Hi, I have a bam file from WGS sequencing, wehre I try to identify the integration site(s) of a transgene insertion in the mouse genome.
I have run the mapping of the paired-end samples with bwa against the indexed transgene sequence. The goal was to identify those reads which were mapped with only one read of the pair to the transgene (while the other read of the pair will map to the mouse genome) or such reads, which were soft-clipped, as only part of the read was mapped to the transgene.
I know that the flag
SA stands for such reads, but I am not sure how to extract such reads from the bam file. When I do
grep SA: file.bam do I extract both pairs or only the one which was mapped to the transgene.
Is it better to use samtools to extract reads with a specific flag.
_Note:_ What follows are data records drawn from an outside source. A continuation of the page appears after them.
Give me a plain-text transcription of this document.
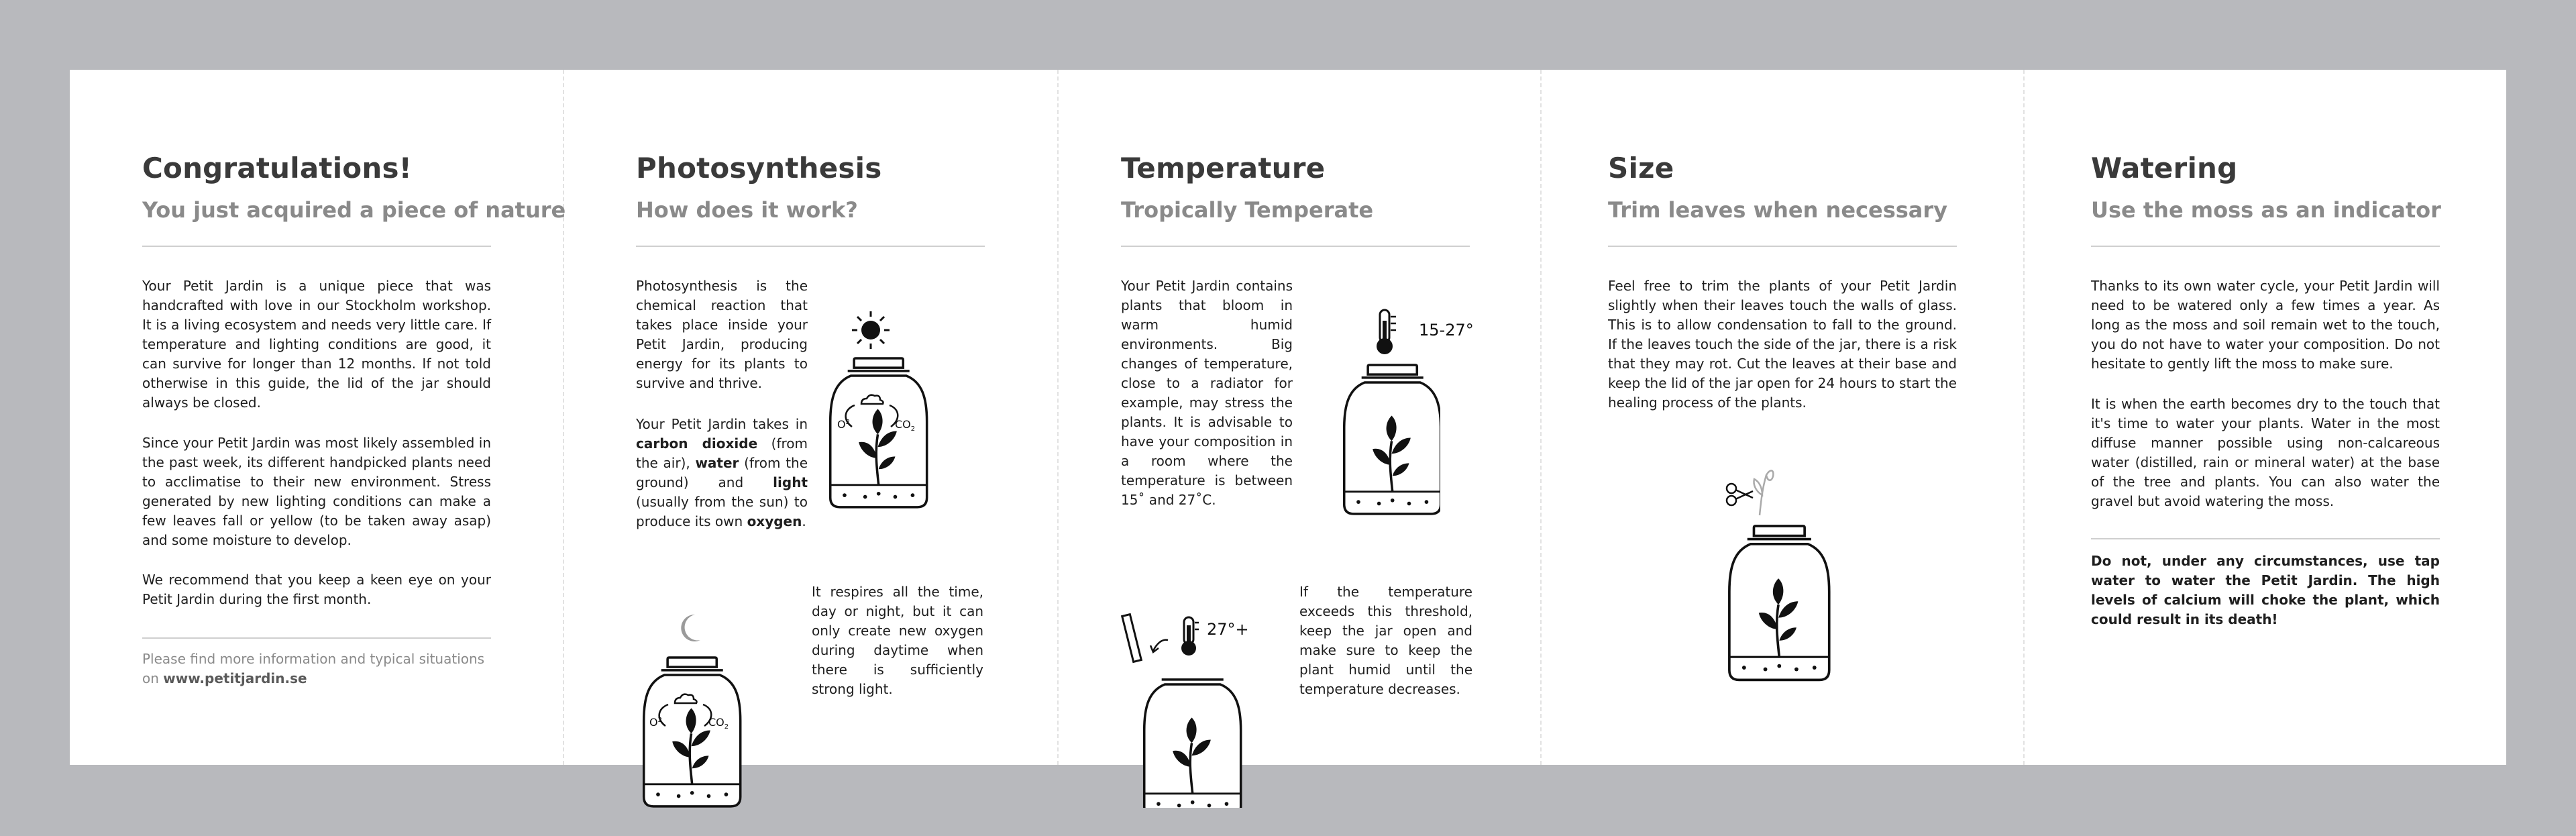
Congratulations!
You just acquired a piece of nature

Your Petit Jardin is a unique piece that was handcrafted with love in our Stockholm workshop. It is a living ecosystem and needs very little care. If temperature and lighting conditions are good, it can survive for longer than 12 months. If not told otherwise in this guide, the lid of the jar should always be closed.

Since your Petit Jardin was most likely assembled in the past week, its different handpicked plants need to acclimatise to their new environment. Stress generated by new lighting conditions can make a few leaves fall or yellow (to be taken away asap) and some moisture to develop.

We recommend that you keep a keen eye on your Petit Jardin during the first month.

Please find more information and typical situations on www.petitjardin.se

Photosynthesis
How does it work?

Photosynthesis is the chemical reaction that takes place inside your Petit Jardin, producing energy for its plants to survive and thrive.

Your Petit Jardin takes in carbon dioxide (from the air), water (from the ground) and light (usually from the sun) to produce its own oxygen.

It respires all the time, day or night, but it can only create new oxygen during daytime when there is sufficiently strong light.

$O^2$	$CO_2$
$O^2$	$CO_2$
Temperature
Tropically Temperate

Your Petit Jardin contains plants that bloom in warm humid environments. Big changes of temperature, close to a radiator for example, may stress the plants. It is advisable to have your composition in a room where the temperature is between 15˚ and 27˚C.

If the temperature exceeds this threshold, keep the jar open and make sure to keep the plant humid until the temperature decreases.

15-27°
27°+
Size
Trim leaves when necessary

Feel free to trim the plants of your Petit Jardin slightly when their leaves touch the walls of glass. This is to allow condensation to fall to the ground. If the leaves touch the side of the jar, there is a risk that they may rot. Cut the leaves at their base and keep the lid of the jar open for 24 hours to start the healing process of the plants.

Watering
Use the moss as an indicator

Thanks to its own water cycle, your Petit Jardin will need to be watered only a few times a year. As long as the moss and soil remain wet to the touch, you do not have to water your composition. Do not hesitate to gently lift the moss to make sure.

It is when the earth becomes dry to the touch that it's time to water your plants. Water in the most diffuse manner possible using non-calcareous water (distilled, rain or mineral water) at the base of the tree and plants. You can also water the gravel but avoid watering the moss.

Do not, under any circumstances, use tap water to water the Petit Jardin. The high levels of calcium will choke the plant, which could result in its death!
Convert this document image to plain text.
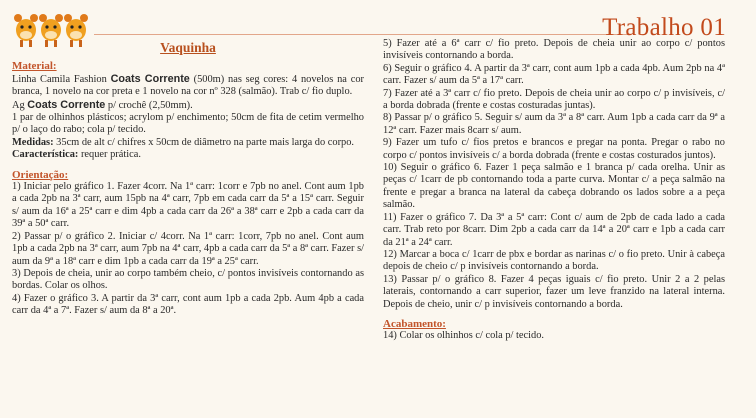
Trabalho 01
Vaquinha
Material:

Linha Camila Fashion Coats Corrente (500m) nas seg cores: 4 novelos na cor branca, 1 novelo na cor preta e 1 novelo na cor nº 328 (salmão). Trab c/ fio duplo.

Ag Coats Corrente p/ crochê (2,50mm).

1 par de olhinhos plásticos; acrylom p/ enchimento; 50cm de fita de cetim vermelho p/ o laço do rabo; cola p/ tecido.

Medidas: 35cm de alt c/ chifres x 50cm de diâmetro na parte mais larga do corpo.

Característica: requer prática.

Orientação:

1) Iniciar pelo gráfico 1. Fazer 4corr. Na 1ª carr: 1corr e 7pb no anel. Cont aum 1pb a cada 2pb na 3ª carr, aum 15pb na 4ª carr, 7pb em cada carr da 5ª a 15ª carr. Seguir s/ aum da 16ª a 25ª carr e dim 4pb a cada carr da 26ª a 38ª carr e 2pb a cada carr da 39ª a 50ª carr.

2) Passar p/ o gráfico 2. Iniciar c/ 4corr. Na 1ª carr: 1corr, 7pb no anel. Cont aum 1pb a cada 2pb na 3ª carr, aum 7pb na 4ª carr, 4pb a cada carr da 5ª a 8ª carr. Fazer s/ aum da 9ª a 18ª carr e dim 1pb a cada carr da 19ª a 25ª carr.

3) Depois de cheia, unir ao corpo também cheio, c/ pontos invisíveis contornando as bordas. Colar os olhos.

4) Fazer o gráfico 3. A partir da 3ª carr, cont aum 1pb a cada 2pb. Aum 4pb a cada carr da 4ª a 7ª. Fazer s/ aum da 8ª a 20ª.

5) Fazer até a 6ª carr c/ fio preto. Depois de cheia unir ao corpo c/ pontos invisíveis contornando a borda.

6) Seguir o gráfico 4. A partir da 3ª carr, cont aum 1pb a cada 4pb. Aum 2pb na 4ª carr. Fazer s/ aum da 5ª a 17ª carr.

7) Fazer até a 3ª carr c/ fio preto. Depois de cheia unir ao corpo c/ p invisíveis, c/ a borda dobrada (frente e costas costuradas juntas).

8) Passar p/ o gráfico 5. Seguir s/ aum da 3ª a 8ª carr. Aum 1pb a cada carr da 9ª a 12ª carr. Fazer mais 8carr s/ aum.

9) Fazer um tufo c/ fios pretos e brancos e pregar na ponta. Pregar o rabo no corpo c/ pontos invisíveis c/ a borda dobrada (frente e costas costurados juntos).

10) Seguir o gráfico 6. Fazer 1 peça salmão e 1 branca p/ cada orelha. Unir as peças c/ 1carr de pb contornando toda a parte curva. Montar c/ a peça salmão na frente e pregar a branca na lateral da cabeça dobrando os lados sobre a a peça salmão.

11) Fazer o gráfico 7. Da 3ª a 5ª carr: Cont c/ aum de 2pb de cada lado a cada carr. Trab reto por 8carr. Dim 2pb a cada carr da 14ª a 20ª carr e 1pb a cada carr da 21ª a 24ª carr.

12) Marcar a boca c/ 1carr de pbx e bordar as narinas c/ o fio preto. Unir à cabeça depois de cheio c/ p invisíveis contornando a borda.

13) Passar p/ o gráfico 8. Fazer 4 peças iguais c/ fio preto. Unir 2 a 2 pelas laterais, contornando a carr superior, fazer um leve franzido na lateral interna. Depois de cheio, unir c/ p invisíveis contornando a borda.

Acabamento:

14) Colar os olhinhos c/ cola p/ tecido.
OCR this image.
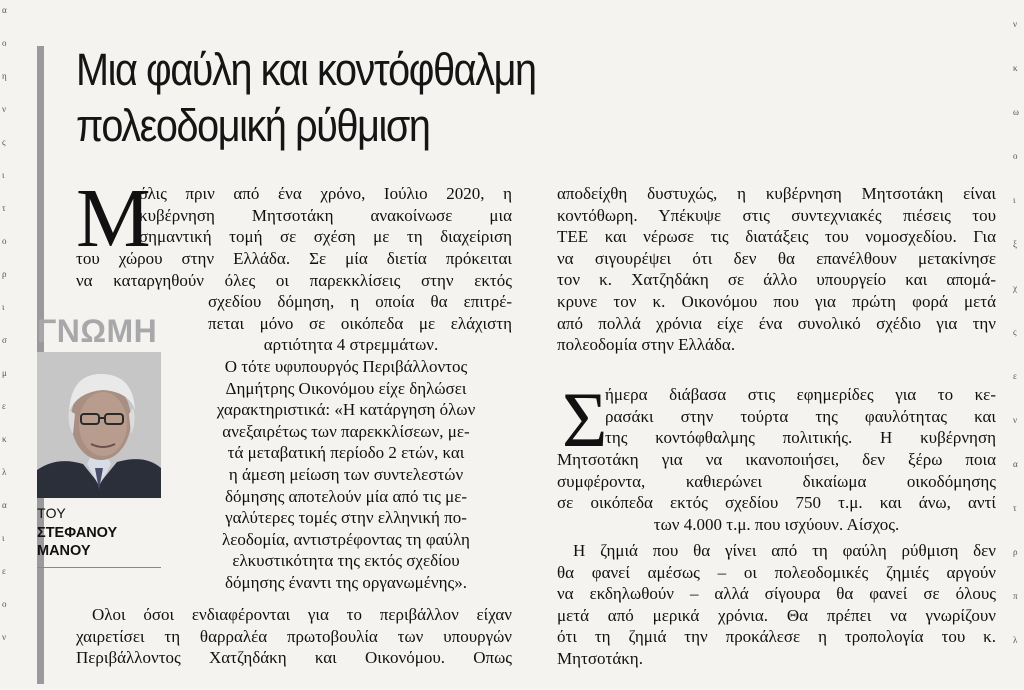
α
ο
η
ν
ς
ι
τ
ο
ρ
ι
σ
μ
ε
κ
λ
α
ι
ε
ο
ν
ν
κ
ω
ο
ι
ξ
χ
ς
ε
ν
α
τ
ρ
π
λ
Μια φαύλη και κοντόφθαλμη
πολεοδομική ρύθμιση
Μ
όλις πριν από ένα χρόνο, Ιούλιο 2020, η
κυβέρνηση Μητσοτάκη ανακοίνωσε μια
σημαντική τομή σε σχέση με τη διαχείριση
του χώρου στην Ελλάδα. Σε μία διετία πρόκειται
να καταργηθούν όλες οι παρεκκλίσεις στην εκτός
σχεδίου δόμηση, η οποία θα επιτρέ-
πεται μόνο σε οικόπεδα με ελάχιστη
αρτιότητα 4 στρεμμάτων.
Ο τότε υφυπουργός Περιβάλλοντος
Δημήτρης Οικονόμου είχε δηλώσει
χαρακτηριστικά: «Η κατάργηση όλων
ανεξαιρέτως των παρεκκλίσεων, με-
τά μεταβατική περίοδο 2 ετών, και
η άμεση μείωση των συντελεστών
δόμησης αποτελούν μία από τις με-
γαλύτερες τομές στην ελληνική πο-
λεοδομία, αντιστρέφοντας τη φαύλη
ελκυστικότητα της εκτός σχεδίου
δόμησης έναντι της οργανωμένης».
Ολοι όσοι ενδιαφέρονται για το περιβάλλον είχαν
χαιρετίσει τη θαρραλέα πρωτοβουλία των υπουργών
Περιβάλλοντος Χατζηδάκη και Οικονόμου. Οπως
ΓΝΩΜΗ
ΤΟΥ
ΣΤΕΦΑΝΟΥ
ΜΑΝΟΥ
αποδείχθη δυστυχώς, η κυβέρνηση Μητσοτάκη είναι
κοντόθωρη. Υπέκυψε στις συντεχνιακές πιέσεις του
ΤΕΕ και νέρωσε τις διατάξεις του νομοσχεδίου. Για
να σιγουρέψει ότι δεν θα επανέλθουν μετακίνησε
τον κ. Χατζηδάκη σε άλλο υπουργείο και απομά-
κρυνε τον κ. Οικονόμου που για πρώτη φορά μετά
από πολλά χρόνια είχε ένα συνολικό σχέδιο για την
πολεοδομία στην Ελλάδα.
Σ
ήμερα διάβασα στις εφημερίδες για το κε-
ρασάκι στην τούρτα της φαυλότητας και
της κοντόφθαλμης πολιτικής. Η κυβέρνηση
Μητσοτάκη για να ικανοποιήσει, δεν ξέρω ποια
συμφέροντα, καθιερώνει δικαίωμα οικοδόμησης
σε οικόπεδα εκτός σχεδίου 750 τ.μ. και άνω, αντί
των 4.000 τ.μ. που ισχύουν. Αίσχος.
Η ζημιά που θα γίνει από τη φαύλη ρύθμιση δεν
θα φανεί αμέσως – οι πολεοδομικές ζημιές αργούν
να εκδηλωθούν – αλλά σίγουρα θα φανεί σε όλους
μετά από μερικά χρόνια. Θα πρέπει να γνωρίζουν
ότι τη ζημιά την προκάλεσε η τροπολογία του κ.
Μητσοτάκη.
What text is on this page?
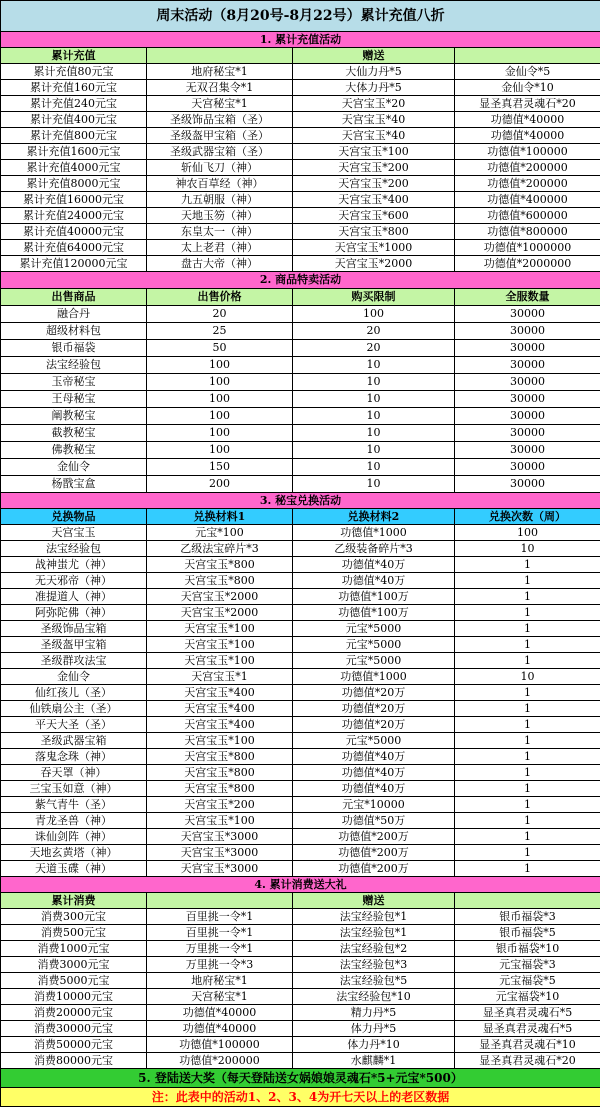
周末活动（8月20号-8月22号）累计充值八折			
1. 累计充值活动			
累计充值		赠送	
累计充值80元宝	地府秘宝*1	大仙力丹*5	金仙令*5
累计充值160元宝	无双召集令*1	大体力丹*5	金仙令*10
累计充值240元宝	天宫秘宝*1	天宫宝玉*20	显圣真君灵魂石*20
累计充值400元宝	圣级饰品宝箱（圣）	天宫宝玉*40	功德值*40000
累计充值800元宝	圣级盔甲宝箱（圣）	天宫宝玉*40	功德值*40000
累计充值1600元宝	圣级武器宝箱（圣）	天宫宝玉*100	功德值*100000
累计充值4000元宝	斩仙飞刀（神）	天宫宝玉*200	功德值*200000
累计充值8000元宝	神农百草经（神）	天宫宝玉*200	功德值*200000
累计充值16000元宝	九五朝服（神）	天宫宝玉*400	功德值*400000
累计充值24000元宝	天地玉笏（神）	天宫宝玉*600	功德值*600000
累计充值40000元宝	东皇太一（神）	天宫宝玉*800	功德值*800000
累计充值64000元宝	太上老君（神）	天宫宝玉*1000	功德值*1000000
累计充值120000元宝	盘古大帝（神）	天宫宝玉*2000	功德值*2000000
2. 商品特卖活动			
出售商品	出售价格	购买限制	全服数量
融合丹	20	100	30000
超级材料包	25	20	30000
银币福袋	50	20	30000
法宝经验包	100	10	30000
玉帝秘宝	100	10	30000
王母秘宝	100	10	30000
阐教秘宝	100	10	30000
截教秘宝	100	10	30000
佛教秘宝	100	10	30000
金仙令	150	10	30000
杨戬宝盒	200	10	30000
3. 秘宝兑换活动			
兑换物品	兑换材料1	兑换材料2	兑换次数（周）
天宫宝玉	元宝*100	功德值*1000	100
法宝经验包	乙级法宝碎片*3	乙级装备碎片*3	10
战神蚩尤（神）	天宫宝玉*800	功德值*40万	1
无天邪帝（神）	天宫宝玉*800	功德值*40万	1
准提道人（神）	天宫宝玉*2000	功德值*100万	1
阿弥陀佛（神）	天宫宝玉*2000	功德值*100万	1
圣级饰品宝箱	天宫宝玉*100	元宝*5000	1
圣级盔甲宝箱	天宫宝玉*100	元宝*5000	1
圣级群攻法宝	天宫宝玉*100	元宝*5000	1
金仙令	天宫宝玉*1	功德值*1000	10
仙红孩儿（圣）	天宫宝玉*400	功德值*20万	1
仙铁扇公主（圣）	天宫宝玉*400	功德值*20万	1
平天大圣（圣）	天宫宝玉*400	功德值*20万	1
圣级武器宝箱	天宫宝玉*100	元宝*5000	1
落鬼念珠（神）	天宫宝玉*800	功德值*40万	1
吞天罩（神）	天宫宝玉*800	功德值*40万	1
三宝玉如意（神）	天宫宝玉*800	功德值*40万	1
紫气青牛（圣）	天宫宝玉*200	元宝*10000	1
青龙圣兽（神）	天宫宝玉*100	功德值*50万	1
诛仙剑阵（神）	天宫宝玉*3000	功德值*200万	1
天地玄黄塔（神）	天宫宝玉*3000	功德值*200万	1
天道玉碟（神）	天宫宝玉*3000	功德值*200万	1
4. 累计消费送大礼			
累计消费		赠送	
消费300元宝	百里挑一令*1	法宝经验包*1	银币福袋*3
消费500元宝	百里挑一令*1	法宝经验包*1	银币福袋*5
消费1000元宝	万里挑一令*1	法宝经验包*2	银币福袋*10
消费3000元宝	万里挑一令*3	法宝经验包*3	元宝福袋*3
消费5000元宝	地府秘宝*1	法宝经验包*5	元宝福袋*5
消费10000元宝	天宫秘宝*1	法宝经验包*10	元宝福袋*10
消费20000元宝	功德值*40000	精力丹*5	显圣真君灵魂石*5
消费30000元宝	功德值*40000	体力丹*5	显圣真君灵魂石*5
消费50000元宝	功德值*100000	体力丹*10	显圣真君灵魂石*10
消费80000元宝	功德值*200000	水麒麟*1	显圣真君灵魂石*20
5. 登陆送大奖（每天登陆送女娲娘娘灵魂石*5+元宝*500）			
注：此表中的活动1、2、3、4为开七天以上的老区数据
Are both reads of the pair being extracted then?
Is there a better way to identify such integration sites of exogenous sequences?
see Extracting chimeric reads from mapping
Thanks Pierre, I am not sure how to use this snippet to my needs. The bam file I have is the results of the combined indexed genome from mouse and transgene. How does it knows which chromosome belongs to mouse and (e.g. host) which to transgene (e.g. virus)? Do I need to change the script to something like this-
But a lot of the reads I have extracted don't have any
SAflags to them
Any ideas why this is?
What's the point of giving a standard reply, if you're not willing to help understanding the answer you give? I have tried to understand your tool and the comments in the linked answer, but I am not sure if this is the correct method. I would appreciate further help.